One of the most valuable lessons you can give any child is awareness. In this particular case—near a road with moving vehicles—it could be an awareness while driving a car, riding a bike, or walking along.

As the expression goes: so easy a child can do it. But it’s worse than that. Once, while out with Terry, we approached a crosswalk and saw about five geese. Yes, they honestly did cross the road using the crosswalk. And, yes, they looked toward us, and one of them even let out a few honks. That was adorable and hysterical.

Kids usually get it. Geese apparently can it. Yet there they are… people strutting along as if my presence is completely irrelevant, showing no awareness of my existence at all.

In a crazy way… deep down… there’s a problem with my frustration. Which is that there is nothing I can really do about it. It’s not like I can floor the gas pedal and try to get through the intersection before the person gets halfway across the road and into my path. That isn’t an option if we’re being kind and lawful in our actions.

I’m sure you have similar moments as well. Ones where you are just left wondering if the people you are dealing with have any sense of what is happening. Ones where it bothers you, if for no other reason than the people involved are ticking you off because… just… well, just because.

Many, many years ago, I made the transition to day shift after almost a decade of working evenings (with a few overnights tossed in for good measure). I actually began using an alarm clock.

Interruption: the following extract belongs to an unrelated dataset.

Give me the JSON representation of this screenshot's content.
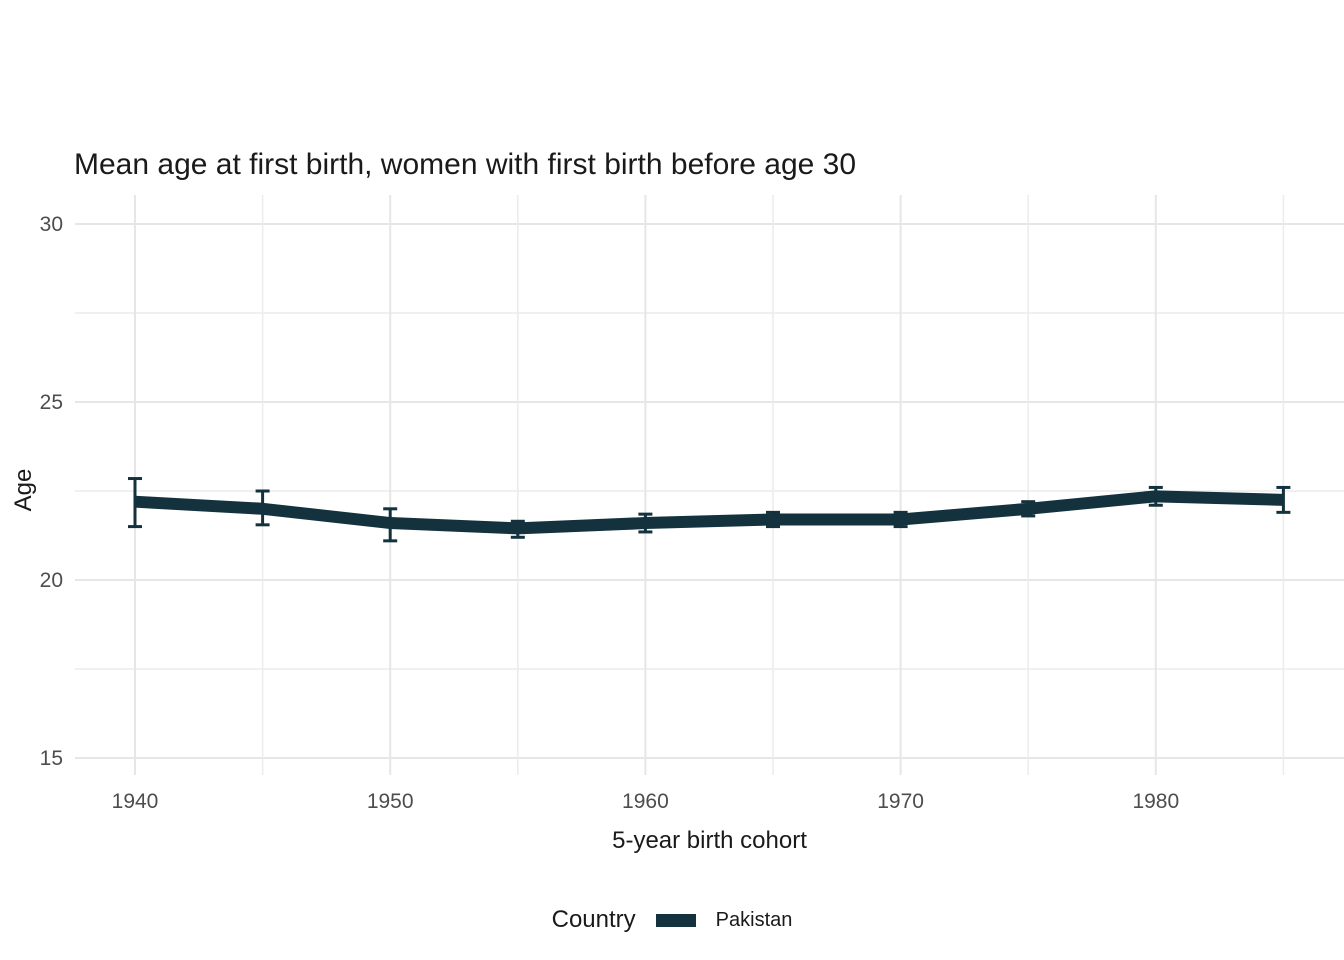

When I arrived at work, parked my car, and got out to walk to the building, there were birds singing. For several weeks, I wanted to hit each of those birds with a tennis racket.

The sun was shining almost every day. Absolutely beautiful June mornings. Birds chirping happily. How could there be anything that happy that early?

I was not impressed.

Birds chirping… much like birds in a crosswalk… not exactly a lot you can do about it.

But the next time you happen to be walking along a street and find yourself needing to cross the road, think about the drivers out there. You don’t have to wave. You don’t have to say thank you. But at least looking before you step into the crosswalk will stop me from reaching for a tennis racket.